VI Domenica dopo il martirio di san Giovanni il Precursore. Servi no profit. Commento al Vangelo di rito ambrosiano, di don Alessandro Noseda.
✠ Vangelo Lc 17, 7-10
In quel tempo. Il Signore Gesù disse: «Chi di voi, se ha un servo ad arare o a pascolare il gregge, gli dirà, quando rientra dal campo: “Vieni subito e mettiti a tavola”? Non gli dirà piuttosto: “Prepara da mangiare, strìngiti le vesti ai fianchi e sèrvimi, finché avrò mangiato e bevuto, e dopo mangerai e berrai tu”? Avrà forse gratitudine verso quel servo, perché ha eseguito gli ordini ricevuti? Così anche voi, quando avrete fatto tutto quello che vi è stato ordinato, dite: “Siamo servi inutili. Abbiamo fatto quanto dovevamo fare”».
“Voglio farti un regalo… Non un comune regalo”
Tiziano Ferro, Il regalo più grande
Non so, forse Gesù aveva voglia di riposarsi quel giorno. Naturale, mi viene da dire, se è vero che in certi periodi lui e i suoi discepoli “non avevano neanche il tempo di mangiare”, e comunque non è nemmeno necessario immaginare troppo, dato che in più occasioni della stanchezza di Gesù si parla apertamente (Mt 8,24 ad esempio, o Gv 4,6).
Ecco, forse Gesù era stanco a causa del tanto lavoro, e allora cosa fa? Dice ai suoi discepoli che quando dovessero pensare di essere in credito nei confronti di Dio per tutto il gran lavoro che hanno fatto, farebbero meglio a pensarsi servi inutili: «Dite: “Siamo servi inutili. Abbiamo fatto quanto dovevamo fare”».
Doccia fredda: inutili. E l’ha detto dettando le parole! Siamo seri? L’unica altra volta in cui Gesù detta le parole da dire a Dio è quando detta il Padre Nostro!
Per noi suona inaudito! È troppo!
Sono andato a guardare il greco: niente da fare. La parola non si presta ad altra traduzione.
Qualcuno dice che si può tradurre “siamo servi senza utile”, ovvero che non hanno o non devono sperare in alcun guadagno. Mi piace. Vedo subito l’assonanza con l’inglese e mi dico: Eureka! Ecco! Proprio così! Siamo servi senza utile! Siamo no-profit! Noi non dobbiamo guadagnarci niente! Gesù voleva proprio dire così.

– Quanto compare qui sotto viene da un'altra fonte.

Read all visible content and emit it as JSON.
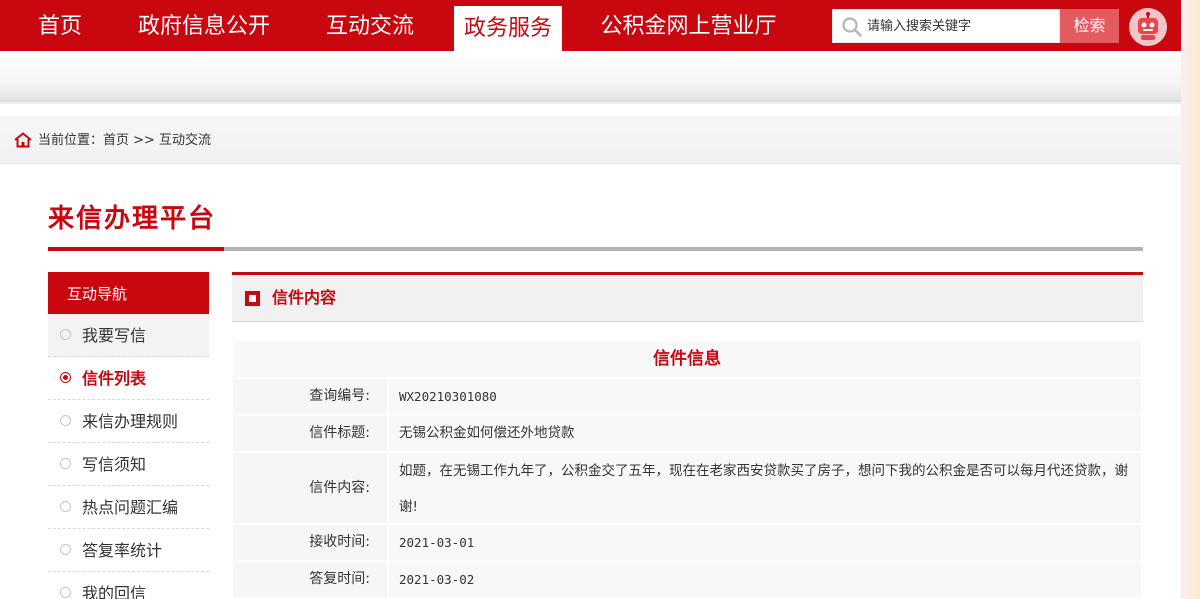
{
  "nav": {
    "items": [
      {
        "label": "首页",
        "active": false
      },
      {
        "label": "政府信息公开",
        "active": false
      },
      {
        "label": "互动交流",
        "active": false
      },
      {
        "label": "政务服务",
        "active": true
      },
      {
        "label": "公积金网上营业厅",
        "active": false
      }
    ]
  },
  "search": {
    "placeholder": "请输入搜索关键字",
    "button_label": "检索"
  },
  "breadcrumb": {
    "text": "当前位置：首页 >> 互动交流"
  },
  "platform_title": "来信办理平台",
  "sidebar": {
    "heading": "互动导航",
    "items": [
      {
        "label": "我要写信",
        "active": false
      },
      {
        "label": "信件列表",
        "active": true
      },
      {
        "label": "来信办理规则",
        "active": false
      },
      {
        "label": "写信须知",
        "active": false
      },
      {
        "label": "热点问题汇编",
        "active": false
      },
      {
        "label": "答复率统计",
        "active": false
      },
      {
        "label": "我的回信",
        "active": false
      }
    ]
  },
  "content": {
    "header_title": "信件内容",
    "caption": "信件信息",
    "rows": [
      {
        "label": "查询编号:",
        "value": "WX20210301080"
      },
      {
        "label": "信件标题:",
        "value": "无锡公积金如何偿还外地贷款"
      },
      {
        "label": "信件内容:",
        "value": "如题，在无锡工作九年了，公积金交了五年，现在在老家西安贷款买了房子，想问下我的公积金是否可以每月代还贷款，谢谢!"
      },
      {
        "label": "接收时间:",
        "value": "2021-03-01"
      },
      {
        "label": "答复时间:",
        "value": "2021-03-02"
      }
    ]
  },
  "colors": {
    "brand_red": "#c8070f",
    "search_button": "#e35a5f"
  },
  "icons": [
    "search-icon",
    "robot-icon",
    "home-icon",
    "square-bullet-icon",
    "radio-bullet-icon"
  ]
}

Poi torno a fissare il vocabolario di greco e un brivido sale su dal fondo della schiena: è forse il riflesso degli anni lontani, in cui stressavo quelle pagine mentre il tempo per finire la versione inesorabilmente si avvicinava?

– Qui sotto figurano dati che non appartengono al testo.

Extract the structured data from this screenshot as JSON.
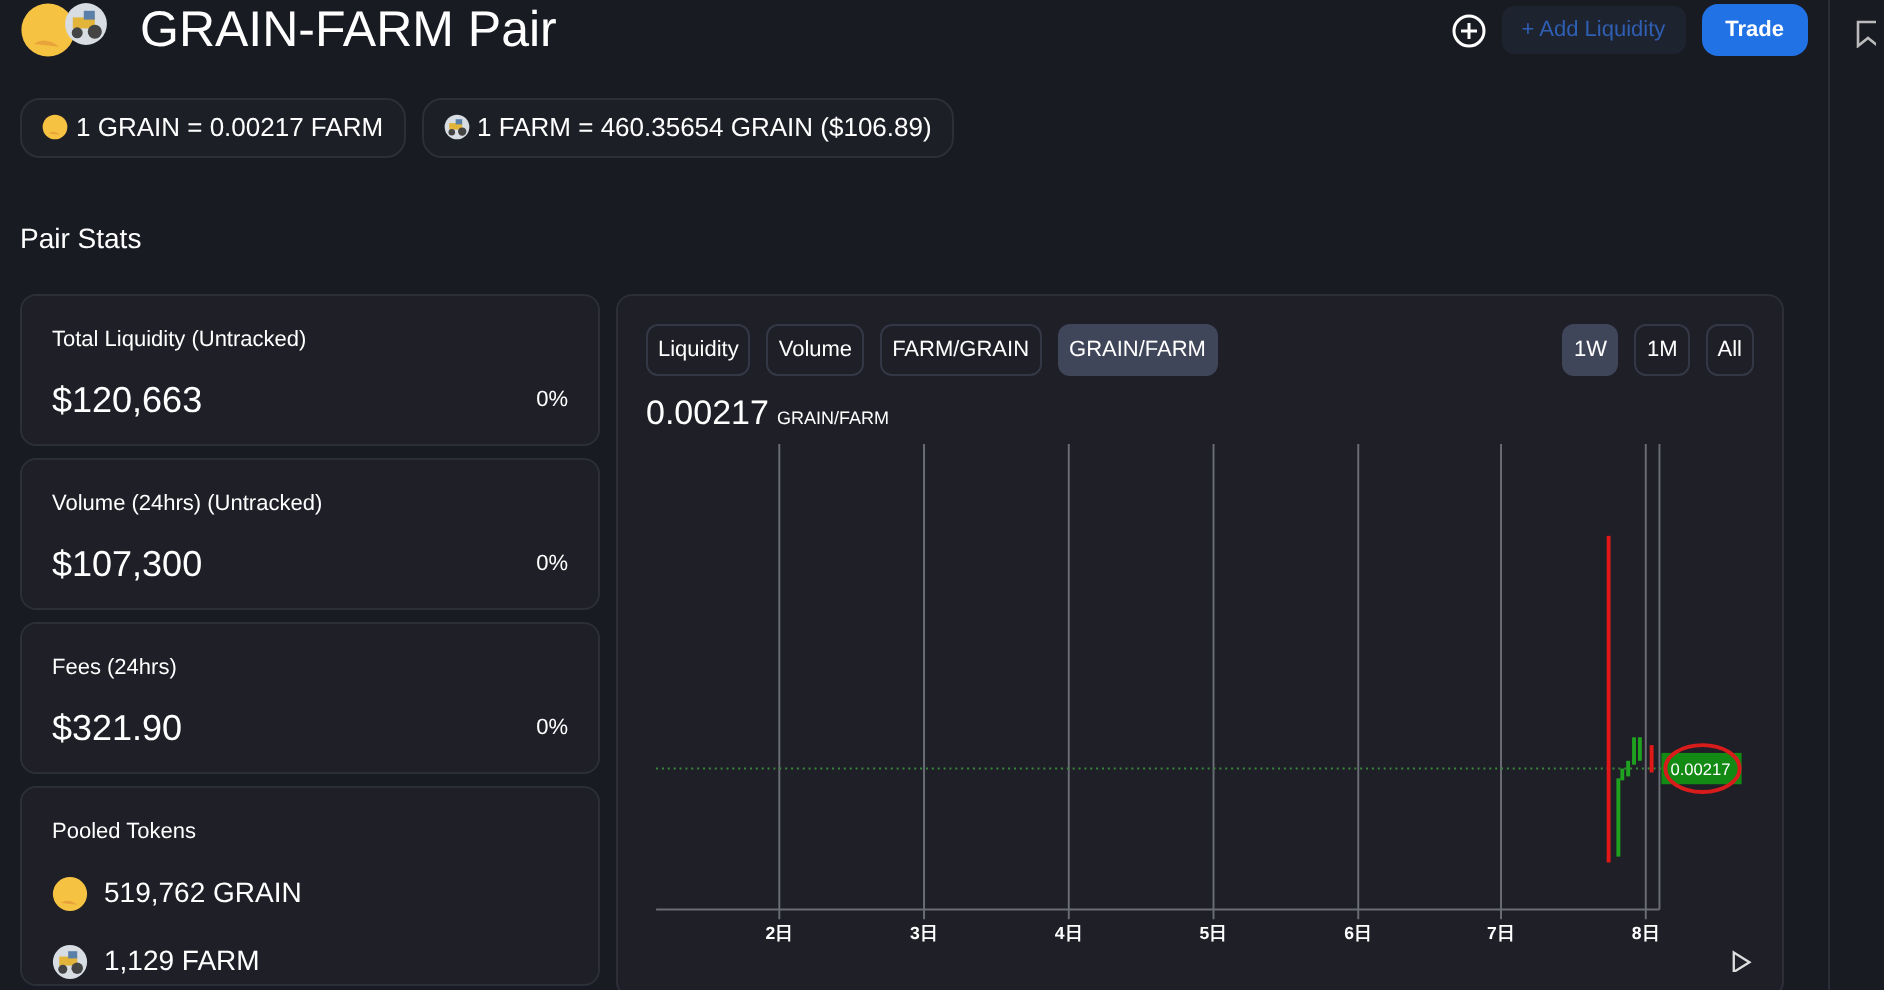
{
  "header": {
    "title": "GRAIN-FARM Pair",
    "add_liquidity": {
      "label": "+ Add Liquidity",
      "disabled": true
    },
    "trade": "Trade"
  },
  "rates": [
    {
      "kind": "grain",
      "text": "1 GRAIN = 0.00217 FARM"
    },
    {
      "kind": "farm",
      "text": "1 FARM = 460.35654 GRAIN ($106.89)"
    }
  ],
  "section_title": "Pair Stats",
  "stats": [
    {
      "label": "Total Liquidity (Untracked)",
      "value": "$120,663",
      "change": "0%"
    },
    {
      "label": "Volume (24hrs) (Untracked)",
      "value": "$107,300",
      "change": "0%"
    },
    {
      "label": "Fees (24hrs)",
      "value": "$321.90",
      "change": "0%"
    }
  ],
  "pooled": {
    "label": "Pooled Tokens",
    "tokens": [
      {
        "kind": "grain",
        "amount": "519,762 GRAIN"
      },
      {
        "kind": "farm",
        "amount": "1,129 FARM"
      }
    ]
  },
  "chart": {
    "views": [
      {
        "label": "Liquidity",
        "selected": false
      },
      {
        "label": "Volume",
        "selected": false
      },
      {
        "label": "FARM/GRAIN",
        "selected": false
      },
      {
        "label": "GRAIN/FARM",
        "selected": true
      }
    ],
    "ranges": [
      {
        "label": "1W",
        "selected": true
      },
      {
        "label": "1M",
        "selected": false
      },
      {
        "label": "All",
        "selected": false
      }
    ],
    "price": "0.00217",
    "unit": "GRAIN/FARM",
    "x_labels": [
      "2日",
      "3日",
      "4日",
      "5日",
      "6日",
      "7日",
      "8日"
    ],
    "price_label": "0.00217"
  }
}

No. È qualcos’altro. Come una sensazione. Ma ancora mi sfugge, e così rimugino nella mente: no profit. Senza profitto. Siamo senza profitto… Siamo servi no profit… Cos’è che non va?
Per scrupolo apro la “First Communion Bible”, ovvero il Vangelo che i cattolici di lingua inglese leggono a Messa, e trovo “Unprofitable servants”, ovvero “servitori non redditizi”.
E allora lo vedo!
Non siamo noi i servitori che non hanno profitto, ma è Dio ad essere no profit! È Lui che con noi non ci guadagna niente! Non noi!
Se anche facessi tutto quanto è in mio potere per la causa di Dio, tutto per me resta comunque, indiscutibilmente e definitivamente “dono”. Il regalo più grande. Me l’ha fatto Lui, me l’ha fatto Dio.
Don Alessandro
Don Alessandro Noseda. Nato a Cantù nel 1974. Dopo gli studi classici e la formazione teologica nel Seminario di Venegono, viene ordinato sacerdote nel 2000 dal card. Carlo Maria Martini. Svolge dapprima il suo ministero a Milano come assistente degli Oratori della parrocchia di San Giovanni Battista alla Bicocca e successivamente della parrocchia del Santissimo Redentore. Dal 2007 al 2011 è cappellano presso l’Università degli Studi di Milano Bicocca. Attualmente è parroco nella parrocchia di Gesù a Nazaret, Quartiere Adriano.